Humour and Feminism in the Same Sentence

There have been a couple really awesome posts lately on the subject of humour and feminism:

TIGER BEATDOWN FOR DUDES PRESENTS: That’s not funny, no, seriously, Dude, it’s not

OMG! Boys! They are so adorable, right? For example, here is an adorable thing boys like to do: sort of deny or dance around the presence of misogyny, no matter how blatant it happens to be, when it comes from somebody they want to like!

Oh, wait, that’s not adorable. That is some lily-livered bullshit. Yet people do it, particularly when they’re boys: name a famous misogynist (Updike, Roth, Tarantino, Polanski, Apatow, LaBute, etc.) and I’ll name you an article or appraisal that contains some cowardly, passive-voiced admission that “some have called his work misogynist.” Um, some? Who are these “some?” What were their grounds for leveling this criticism? Can you, the professional critic, give us a well-reasoned argument for or against? Oh, never mind, that sentence is totally over and we’re back to talking about how this dude is the greatest thing since sliced bread. Because misogyny, whether or not it exists, is not a serious issue, because women aren’t important. Gotcha.

Go read the rest. NOW.

We also have the wonderful Feminism 101: On Language and the Commodification of Sex Via Humor from Shakesville:

“Geez, can’t you take a joke?” That’s all it takes—the implication that the woman who objects to public expressions of misogyny, who doesn’t find funny the means of her own subjugation, or doesn’t find amusing being triggered by careless “jokes” about a brutal event she has experienced, is humorless. Uncool. Oversensitive. Weak. (As though standing up to bigotry is the easy way out, and laughing along is somehow strong.)

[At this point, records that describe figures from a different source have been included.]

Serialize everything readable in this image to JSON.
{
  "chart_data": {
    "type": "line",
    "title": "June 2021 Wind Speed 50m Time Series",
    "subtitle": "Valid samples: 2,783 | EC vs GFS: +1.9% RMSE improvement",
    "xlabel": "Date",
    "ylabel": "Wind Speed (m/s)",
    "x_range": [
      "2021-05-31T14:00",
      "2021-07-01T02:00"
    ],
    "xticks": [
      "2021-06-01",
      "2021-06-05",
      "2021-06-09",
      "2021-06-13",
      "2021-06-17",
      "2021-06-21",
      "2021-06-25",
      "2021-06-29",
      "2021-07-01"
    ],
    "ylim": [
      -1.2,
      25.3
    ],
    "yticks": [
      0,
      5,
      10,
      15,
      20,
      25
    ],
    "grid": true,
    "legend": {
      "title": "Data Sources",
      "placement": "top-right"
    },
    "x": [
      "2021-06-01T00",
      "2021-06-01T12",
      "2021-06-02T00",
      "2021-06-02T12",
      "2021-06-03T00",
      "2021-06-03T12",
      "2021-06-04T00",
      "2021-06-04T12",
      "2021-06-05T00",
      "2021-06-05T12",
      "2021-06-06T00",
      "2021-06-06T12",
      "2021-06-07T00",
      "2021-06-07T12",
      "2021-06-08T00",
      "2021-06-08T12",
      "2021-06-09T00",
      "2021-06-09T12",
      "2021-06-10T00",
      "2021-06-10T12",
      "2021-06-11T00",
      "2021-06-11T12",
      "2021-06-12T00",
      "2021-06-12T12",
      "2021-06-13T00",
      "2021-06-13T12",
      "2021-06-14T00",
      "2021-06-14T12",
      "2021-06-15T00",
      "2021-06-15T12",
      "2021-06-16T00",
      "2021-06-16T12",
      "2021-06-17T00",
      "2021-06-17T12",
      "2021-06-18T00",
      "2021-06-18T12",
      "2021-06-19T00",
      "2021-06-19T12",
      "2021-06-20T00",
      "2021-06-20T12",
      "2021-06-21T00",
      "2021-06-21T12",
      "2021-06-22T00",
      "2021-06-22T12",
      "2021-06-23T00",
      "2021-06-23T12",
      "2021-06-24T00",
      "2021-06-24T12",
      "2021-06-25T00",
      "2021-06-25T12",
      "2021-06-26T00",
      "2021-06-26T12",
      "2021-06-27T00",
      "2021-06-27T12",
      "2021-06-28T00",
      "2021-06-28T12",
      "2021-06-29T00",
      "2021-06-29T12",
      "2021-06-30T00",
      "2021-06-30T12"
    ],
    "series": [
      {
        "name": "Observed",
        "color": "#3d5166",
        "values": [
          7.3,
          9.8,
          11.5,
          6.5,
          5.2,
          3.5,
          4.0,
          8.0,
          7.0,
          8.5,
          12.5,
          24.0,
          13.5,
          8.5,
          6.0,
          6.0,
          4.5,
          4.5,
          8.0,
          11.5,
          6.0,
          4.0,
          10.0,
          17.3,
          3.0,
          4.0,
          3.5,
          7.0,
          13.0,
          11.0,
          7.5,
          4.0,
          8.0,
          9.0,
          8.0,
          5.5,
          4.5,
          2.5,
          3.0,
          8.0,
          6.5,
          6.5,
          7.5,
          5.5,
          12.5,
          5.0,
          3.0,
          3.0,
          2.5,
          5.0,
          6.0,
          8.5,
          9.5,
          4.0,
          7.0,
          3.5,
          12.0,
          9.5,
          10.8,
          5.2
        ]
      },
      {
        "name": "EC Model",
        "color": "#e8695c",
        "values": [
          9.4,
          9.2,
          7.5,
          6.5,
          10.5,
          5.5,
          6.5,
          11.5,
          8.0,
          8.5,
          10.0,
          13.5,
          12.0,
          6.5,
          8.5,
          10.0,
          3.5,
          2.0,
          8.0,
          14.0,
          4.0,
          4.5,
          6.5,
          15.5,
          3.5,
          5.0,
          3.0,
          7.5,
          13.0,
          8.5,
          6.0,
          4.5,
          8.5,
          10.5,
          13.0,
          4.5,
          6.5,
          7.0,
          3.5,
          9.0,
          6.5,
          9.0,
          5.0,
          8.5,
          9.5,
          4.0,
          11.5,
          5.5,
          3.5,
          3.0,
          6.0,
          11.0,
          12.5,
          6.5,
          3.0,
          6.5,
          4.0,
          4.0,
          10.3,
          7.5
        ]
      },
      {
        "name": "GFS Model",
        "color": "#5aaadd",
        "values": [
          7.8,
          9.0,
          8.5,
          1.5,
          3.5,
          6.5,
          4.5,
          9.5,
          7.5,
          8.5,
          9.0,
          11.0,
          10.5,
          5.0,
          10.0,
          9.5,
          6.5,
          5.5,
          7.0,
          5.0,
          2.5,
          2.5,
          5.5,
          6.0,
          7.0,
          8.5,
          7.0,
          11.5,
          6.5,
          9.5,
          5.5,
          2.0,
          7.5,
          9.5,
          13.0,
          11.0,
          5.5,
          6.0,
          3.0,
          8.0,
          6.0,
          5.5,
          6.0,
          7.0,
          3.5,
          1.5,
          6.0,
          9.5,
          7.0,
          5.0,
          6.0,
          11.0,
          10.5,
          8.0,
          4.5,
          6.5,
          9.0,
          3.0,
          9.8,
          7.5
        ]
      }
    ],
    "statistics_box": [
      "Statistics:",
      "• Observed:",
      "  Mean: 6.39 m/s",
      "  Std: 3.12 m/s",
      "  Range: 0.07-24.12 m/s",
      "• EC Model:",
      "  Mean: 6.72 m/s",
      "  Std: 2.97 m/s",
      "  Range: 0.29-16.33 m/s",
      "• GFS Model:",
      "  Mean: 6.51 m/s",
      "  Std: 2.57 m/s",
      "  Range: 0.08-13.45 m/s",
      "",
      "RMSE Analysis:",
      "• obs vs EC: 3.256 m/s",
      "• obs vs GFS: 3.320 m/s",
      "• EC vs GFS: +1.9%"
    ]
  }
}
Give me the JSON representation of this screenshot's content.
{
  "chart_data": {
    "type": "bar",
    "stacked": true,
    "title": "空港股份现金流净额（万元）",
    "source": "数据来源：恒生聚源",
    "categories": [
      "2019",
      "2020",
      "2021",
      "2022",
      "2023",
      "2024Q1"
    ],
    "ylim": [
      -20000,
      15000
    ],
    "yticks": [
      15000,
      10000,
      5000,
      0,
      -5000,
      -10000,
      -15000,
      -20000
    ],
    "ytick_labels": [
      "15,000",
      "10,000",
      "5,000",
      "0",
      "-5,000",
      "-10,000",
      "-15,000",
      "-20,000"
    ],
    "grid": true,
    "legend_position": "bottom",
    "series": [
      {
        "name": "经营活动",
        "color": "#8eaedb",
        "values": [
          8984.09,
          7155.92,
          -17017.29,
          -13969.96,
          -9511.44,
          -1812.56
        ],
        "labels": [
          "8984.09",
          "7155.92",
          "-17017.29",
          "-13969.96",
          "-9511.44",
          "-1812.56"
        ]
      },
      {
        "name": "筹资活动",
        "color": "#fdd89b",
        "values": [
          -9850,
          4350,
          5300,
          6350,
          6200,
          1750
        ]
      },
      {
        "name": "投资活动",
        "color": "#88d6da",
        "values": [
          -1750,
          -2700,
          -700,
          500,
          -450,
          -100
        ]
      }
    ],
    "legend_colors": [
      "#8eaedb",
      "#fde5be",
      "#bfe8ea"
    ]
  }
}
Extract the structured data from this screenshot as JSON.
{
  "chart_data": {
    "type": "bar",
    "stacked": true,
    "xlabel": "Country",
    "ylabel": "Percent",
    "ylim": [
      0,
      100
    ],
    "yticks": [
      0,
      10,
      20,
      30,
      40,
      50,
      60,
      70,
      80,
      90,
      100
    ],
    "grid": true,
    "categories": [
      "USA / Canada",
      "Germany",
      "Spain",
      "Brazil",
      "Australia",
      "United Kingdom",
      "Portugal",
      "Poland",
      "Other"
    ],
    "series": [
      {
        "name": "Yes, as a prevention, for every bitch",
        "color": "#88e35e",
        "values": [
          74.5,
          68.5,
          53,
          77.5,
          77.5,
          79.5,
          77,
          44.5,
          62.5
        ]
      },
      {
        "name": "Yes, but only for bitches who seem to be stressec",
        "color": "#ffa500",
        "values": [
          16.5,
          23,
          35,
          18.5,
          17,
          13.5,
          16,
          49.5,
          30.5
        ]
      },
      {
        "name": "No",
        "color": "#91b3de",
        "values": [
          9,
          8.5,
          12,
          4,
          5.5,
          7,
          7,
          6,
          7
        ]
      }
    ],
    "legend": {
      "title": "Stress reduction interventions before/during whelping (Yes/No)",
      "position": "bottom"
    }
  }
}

Again, get with the reading of the rest. What are you waiting for?

These posts both touch on a subject dear to my heart: humour. I’ve always loved comedy, one of the many things I wanted to be growing up was a stand-up comic. I was raised on Monty Python and Mel Brooks, it was one of the things my father and I shared and share.

But it is well-known that feminism and humour cannot exist in the same fragile human form. Why is that?

Well, if I had to guess (and for purposes of this blog, I do) I would suggest that a great deal of humour (especially the varieties discussed in the above articles) relies on misogyny and hate, and no, I don’t find those funny. And once you start separating the comedic wheat from the chaff, yeah, I find a lot of stuff a lot less funny than I used to.

Do I wish I could shut off the awareness? Sometimes, when it seems as though nothing I encounter isn’t somehow going to piss me off by treating women or others as subhuman.

I try to think of it as improving my sense of humour, for not letting anyone get away with the “easy” jokes. Because when you can’t rely on rape-is-funny, men-and-women-are-different, oh-those-women-are-wacky-and-wow-they-like-shopping, you have to work a lot harder. And that’s no bad thing.

I just wish more comedy would try harder. Because it’s harder, and not because it’s “politically correct.”

Y’know, the problem with political correctness isn’t the one most people suggest. The problem is that it seemed to falsely expect that by simply making it clear you couldn’t be overtly assholish about a minority/any non-white-males, the actual problems of people being covertly assholish and bigoted would go away too. I am a great believer in making it clear that we as a society don’t condone some crap. We shouldn’t. But too many people seemed to assume that removing certain words removed the ideas and prejudices that went with them. And then others got upset that their God-Given Right to mock others who were different was being interfered with.

Seriously, if the worst problem you have in your day is whether or not the joke you’re about to tell might insult someone, you’re having a damn good day.

Also seriously, what the hell is wrong , exactly, with having to worry that you might offend someone? That you should be expected to treat everyone else as full human beings?

And if you can’t be funny without doing so, you’re not that funny in the first place.